Dans ce cadre, le juge judiciaire, et particulièrement la Cour de cassation et son parquet général, exercent leur office à l’occasion de l’examen des questions prioritaires de constitutionnalité et des pourvois dont ils sont saisis, relatifs notamment au délit de violation répétée des règles du confinement et au régime des prolongations de détention provisoire institué par l’article 16 de l’ordonnance du 25 mars 2020 portant adaptation des règles de procédure pénale. Ils exercent leur office à travers le contrôle de légalité des textes attaqués, au regard notamment du respect des principes fondamentaux d’égalité devant la loi et de proportionnalité.

La fi n du confinement, qui débute aujourd’hui, 11 mai 2020, signifie la reprise progressive de l’activité dans chaque juridiction. Dans ce contexte, il est essentiel de donner du sens à notre action collective et d’y instiller de l’intelligence et de l’ambition afin de permettre l’exercice optimal des missions de la justice. L’état d’urgence a rendu en effet plus que jamais essentiel le besoin de régulation sociale et indispensable le rôle du juge en sa qualité de gardien de la liberté individuelle.

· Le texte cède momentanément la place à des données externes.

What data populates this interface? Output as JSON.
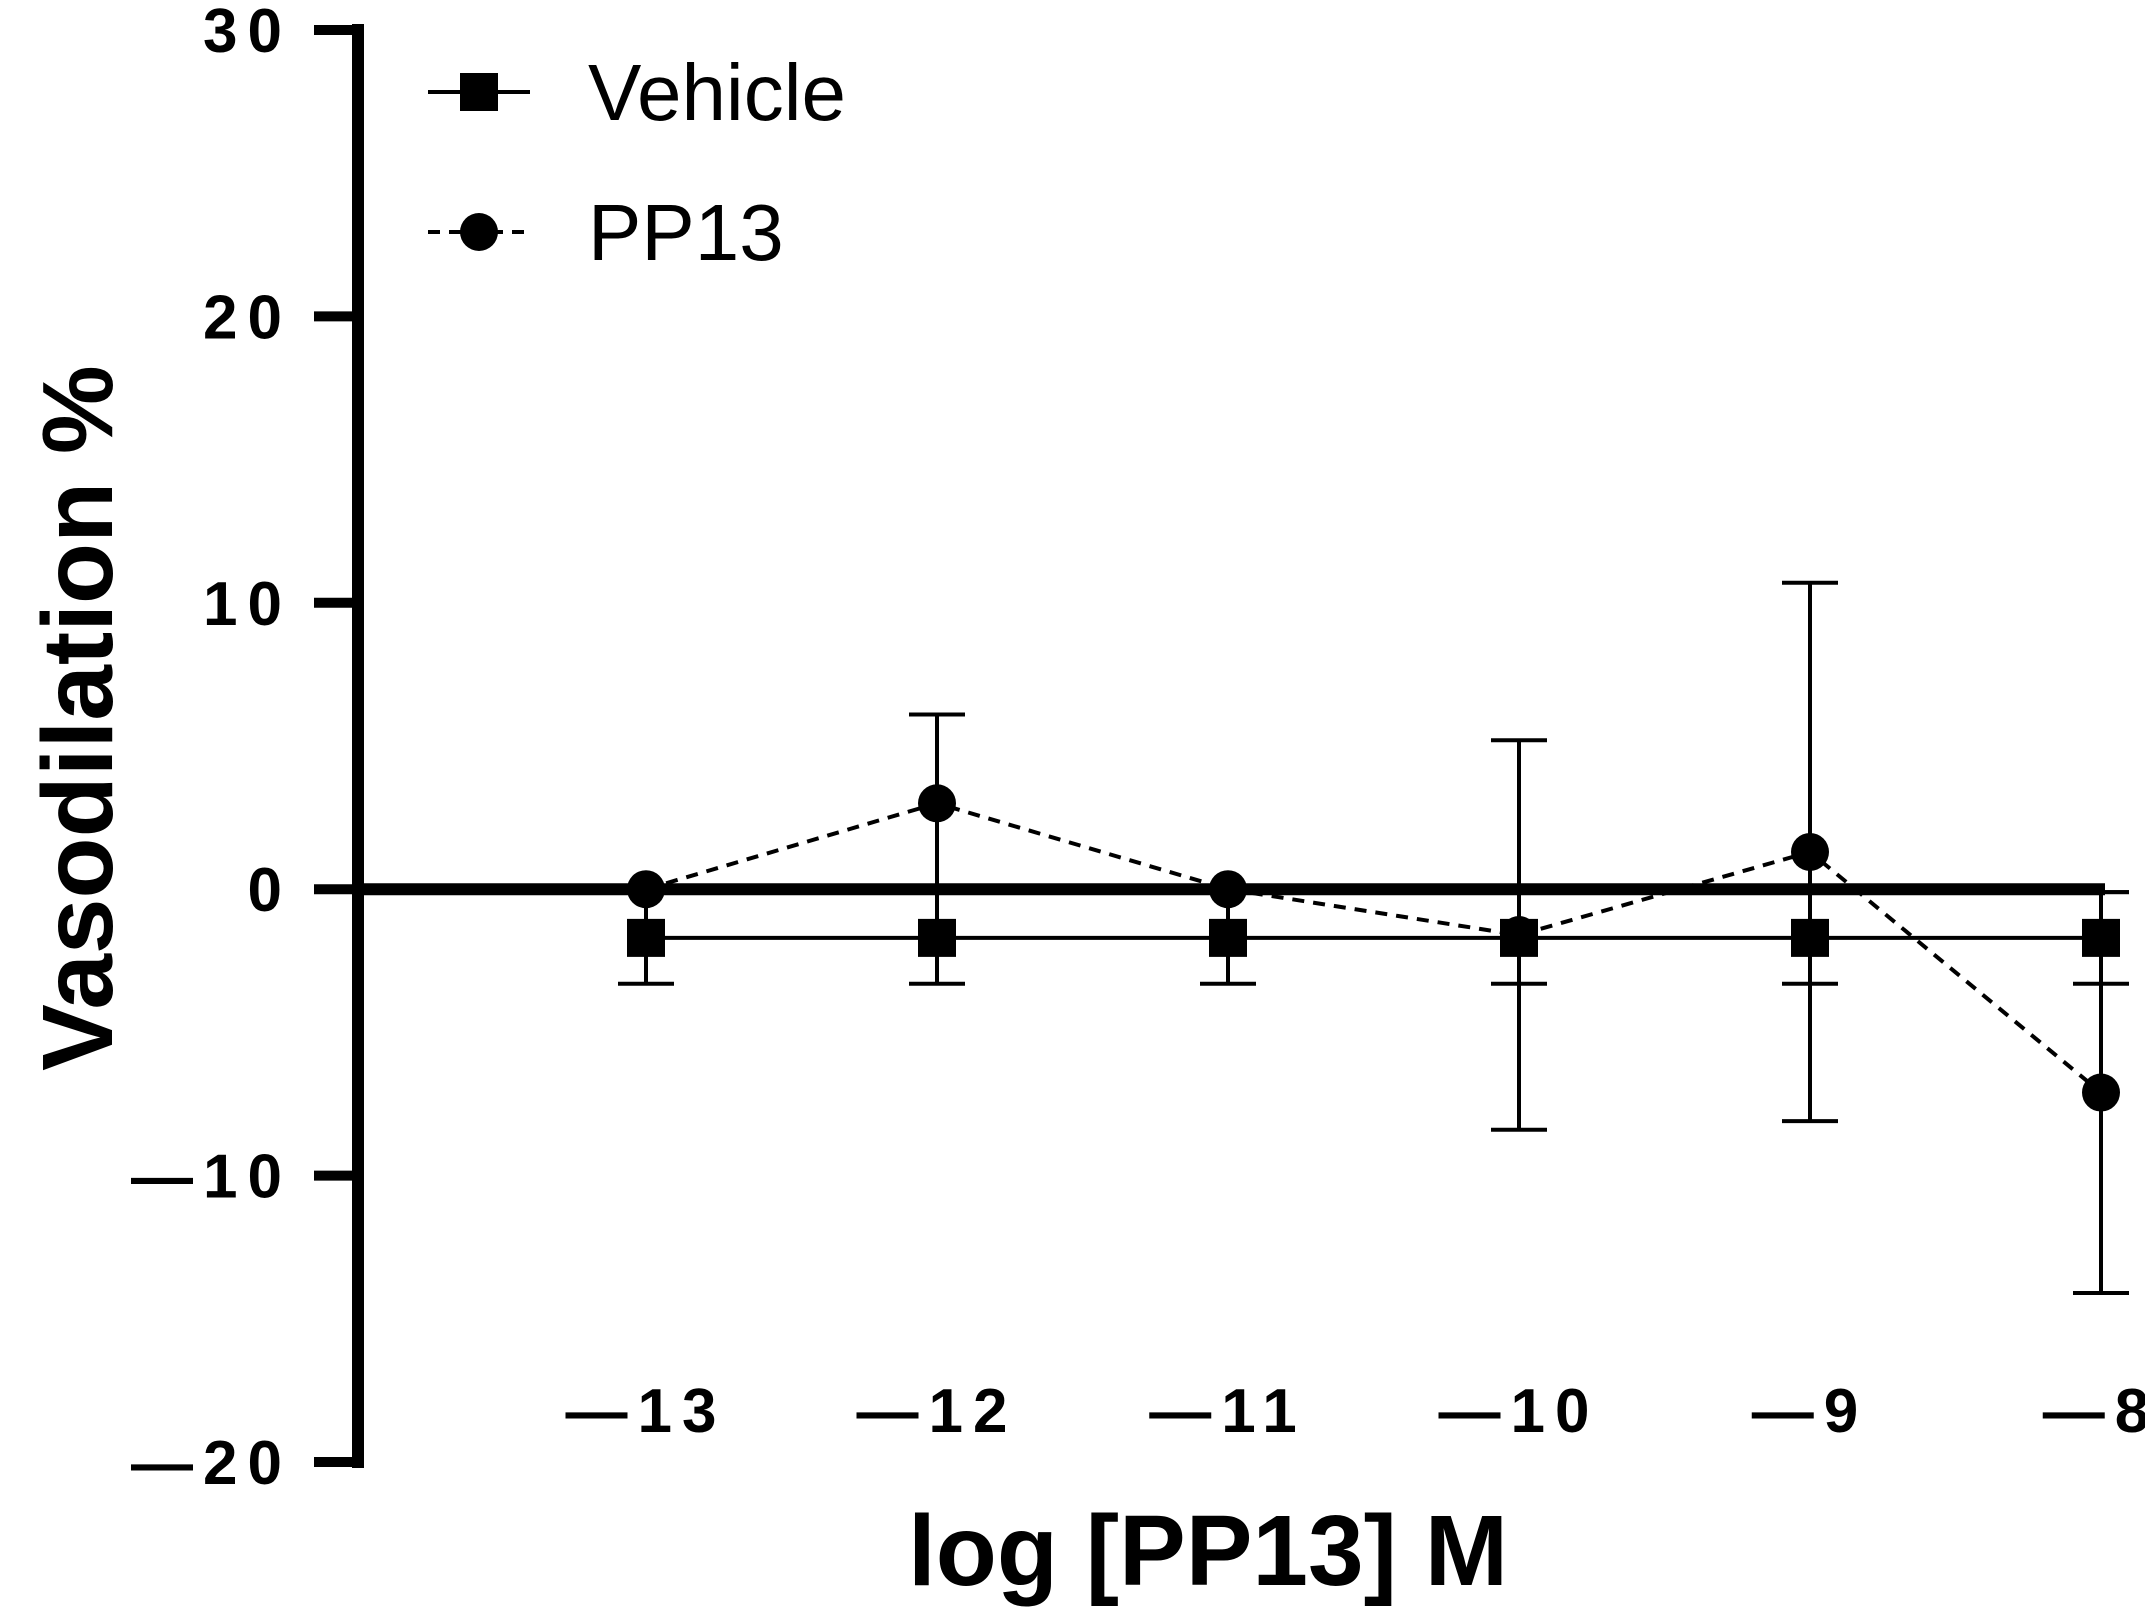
{
  "chart_data": {
    "type": "line",
    "title": "",
    "xlabel": "log [PP13] M",
    "ylabel": "Vasodilation %",
    "x": [
      -13,
      -12,
      -11,
      -10,
      -9,
      -8
    ],
    "x_tick_labels": [
      "—13",
      "—12",
      "—11",
      "—10",
      "—9",
      "—8"
    ],
    "xlim": [
      -14,
      -8
    ],
    "ylim": [
      -20,
      30
    ],
    "y_ticks": [
      30,
      20,
      10,
      0,
      -10,
      -20
    ],
    "y_tick_labels": [
      "30",
      "20",
      "10",
      "0",
      "—10",
      "—20"
    ],
    "legend_position": "top-left",
    "series": [
      {
        "name": "Vehicle",
        "marker": "square",
        "line_style": "solid",
        "values": [
          -1.7,
          -1.7,
          -1.7,
          -1.7,
          -1.7,
          -1.7
        ],
        "error": [
          1.6,
          1.6,
          1.6,
          1.6,
          1.6,
          1.6
        ]
      },
      {
        "name": "PP13",
        "marker": "circle",
        "line_style": "dashed",
        "values": [
          0.0,
          3.0,
          0.0,
          -1.6,
          1.3,
          -7.1
        ],
        "error": [
          null,
          3.1,
          null,
          6.8,
          9.4,
          7.0
        ]
      }
    ]
  }
}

Il y a donc un intérêt majeur à retrouver le plus vite possible toute notre capacité à juger les affaires restées en suspens.

Cela impose que nous retrouvions le sens de la concorde, particulièrement absente ces dernières semaines au vu des nombreuses polémiques qui ont agité le monde de la justice.

Cela impose l’aboutissement rapide des réformes de fond et particulièrement du statut du parquet indispensable à l’équilibre de notre procédure pénale, et dont l’adoption honorerait nos responsables politiques. Cela impose l’adoption de mesures structurelles pour préserver la profession d’avocat et trouver pour celle-ci un modèle économique durable, viable et permettant d’assurer l’exercice digne et efficace d’une défense de qualité dans notre pays.

Cela impose aussi de donner davantage de moyens à la justice dont l’état d’urgence sanitaire a souligné de nouveau à quel point ils étaient insuffisants.

Cela impose enfin que nous nous rassemblions, magistrats, fonctionnaires de justice et avocats, autour des valeurs que nous partageons, celles d’indépendance, de probité, de protection du secret professionnel et du respect dû ensemble à l’institution judiciaire, qui constitue notre bien commun.